I am having a little difficulty with this problem while using the related rates method. Here is the problem:

Y^2 + 2XY^2 - 3X +1 = 0

I know you need to differentiate just as you would with implicit, but you need to insert either (dx/dt) or (dy/dt) with the respective x, y terms. I am confused what to insert for the 2nd term which is using the product rule. I am thinking to pull the 2 in front of the term to multiply, but I don't know whether to put (1) or (dx/dt) for the x term and the same for they y term. Please help!

2. Originally Posted by kdogg121
I am having a little difficulty with this problem while using the related rates method.

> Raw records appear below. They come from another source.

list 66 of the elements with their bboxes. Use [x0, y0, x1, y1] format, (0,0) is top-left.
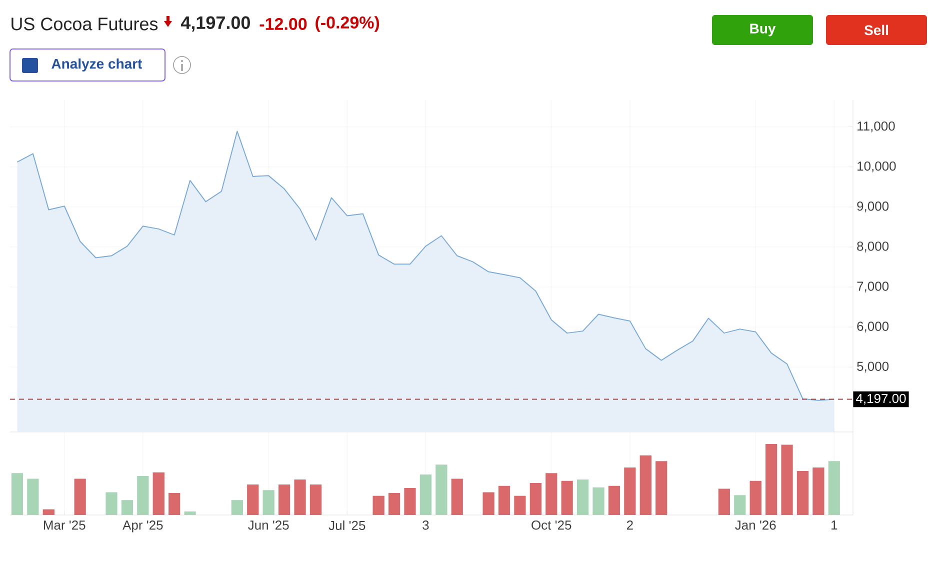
y-tick-label: 10,000	[858, 161, 896, 172]
bar	[482, 492, 494, 515]
bar	[74, 478, 86, 515]
text: 4,197.00	[180, 16, 250, 32]
bar	[498, 486, 510, 515]
x-tick-label: Jul '25	[328, 520, 366, 530]
bar	[372, 496, 384, 515]
bar	[247, 484, 259, 515]
bar	[11, 473, 24, 515]
bar	[608, 486, 620, 515]
bar	[137, 476, 149, 515]
bar	[152, 472, 164, 515]
bar	[404, 488, 416, 515]
x-tick-label: Oct '25	[532, 520, 572, 530]
bar	[27, 478, 39, 515]
x-tick-label: 2	[626, 520, 633, 530]
bar	[310, 484, 322, 515]
x-tick-label: 3	[422, 520, 429, 530]
bar	[168, 492, 180, 515]
y-tick-label: 9,000	[857, 202, 889, 212]
bar	[451, 478, 463, 515]
bar	[750, 480, 762, 515]
text: Sell	[864, 24, 888, 36]
bar	[576, 480, 589, 515]
bar	[420, 474, 432, 515]
y-tick-label: 5,000	[857, 362, 889, 372]
bar	[561, 480, 573, 515]
bar	[388, 492, 400, 515]
bar	[640, 455, 652, 515]
y-tick-label: 8,000	[857, 242, 889, 252]
text: Buy	[750, 24, 776, 36]
text: (-0.29%)	[316, 16, 380, 32]
x-tick-label: Jun '25	[248, 520, 289, 530]
chart-title: US Cocoa Futures	[12, 18, 158, 30]
text: Analyze chart	[52, 58, 142, 72]
text: -12.00	[260, 18, 307, 30]
bar	[294, 480, 306, 515]
x-tick-label: Mar '25	[44, 520, 86, 530]
bar	[656, 461, 668, 515]
bar	[121, 500, 134, 515]
bar	[231, 500, 243, 515]
y-tick-label: 6,000	[857, 322, 889, 332]
bar	[514, 496, 526, 515]
bar	[796, 471, 809, 515]
bar	[781, 444, 793, 515]
bar	[828, 461, 840, 515]
ref-line-label: 4,197.00	[856, 394, 906, 405]
bar	[718, 488, 730, 515]
bar	[546, 473, 558, 515]
bar	[812, 467, 824, 515]
bar	[184, 511, 196, 515]
x-tick-label: Apr '25	[122, 520, 163, 532]
x-tick-label: 1	[832, 520, 838, 530]
bar	[42, 509, 54, 515]
bar	[734, 495, 746, 515]
y-tick-label: 7,000	[857, 282, 889, 292]
bar	[436, 464, 448, 515]
bar	[106, 492, 118, 515]
bar	[278, 484, 290, 515]
bar	[262, 490, 274, 515]
bar	[624, 467, 636, 515]
y-tick-label: 11,000	[858, 121, 895, 132]
bar	[530, 483, 542, 515]
x-tick-label: Jan '26	[735, 520, 776, 530]
bar	[592, 487, 604, 515]
bar	[766, 444, 778, 515]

Here is the problem:

Y^2 + 2XY^2 - 3X +1 = 0

I know you need to differentiate just as you would with implicit, but you need to insert either (dx/dt) or (dy/dt) with the respective x, y terms. I am confused what to insert for the 2nd term which is using the product rule. I am thinking to pull the 2 in front of the term to multiply, but I don't know whether to put (1) or (dx/dt) for the x term and the same for they y term. Please help!
What exactly are you trying to find? Please post the question exactly as it is written in your book.

3. Well the instructions indicate to find dy/dx by implicit differentiation, however my professor assigned this set of problems twice, he wanted us to do it by implicit as well as the related rates method. I am mostly confused what the 2nd term in the problem would look like differentiated by the method.

4. If we had XY as part of an equation being differentiated through related rates wouldn't this be:

X(dy/dt) + Y(dx/dt) ?

As the X on the outside of the first time is undifferentiated and the Y inside is making it dy/dt , the Y on the second term is undifferentiated while the X inside is differentiated as dx/dt Would this be correct?

5. Originally Posted by kdogg121
Well the instructions indicate to find dy/dx by implicit differentiation, however my professor assigned this set of problems twice, he wanted us to do it by implicit as well as the related rates method. I am mostly confused what the 2nd term in the problem would look like differentiated by the method.
Are you saying that you need to differentiate the given expression with respect to time? Note that from the chain rule $\frac{dy}{dt} = \frac{dy}{dx} \, \frac{dx}{dt}$, $\frac{d y^2}{dt} = \frac{d y^2}{dy} \, \frac{dy}{dt} = 2y \frac{dy}{dt} = 2y \frac{dy}{dx} \, \frac{dx}{dt}$ etc.

Please post the exact question and the exact instructions. If you're not clear about those two things, I suggest you first ask your professor for clarification.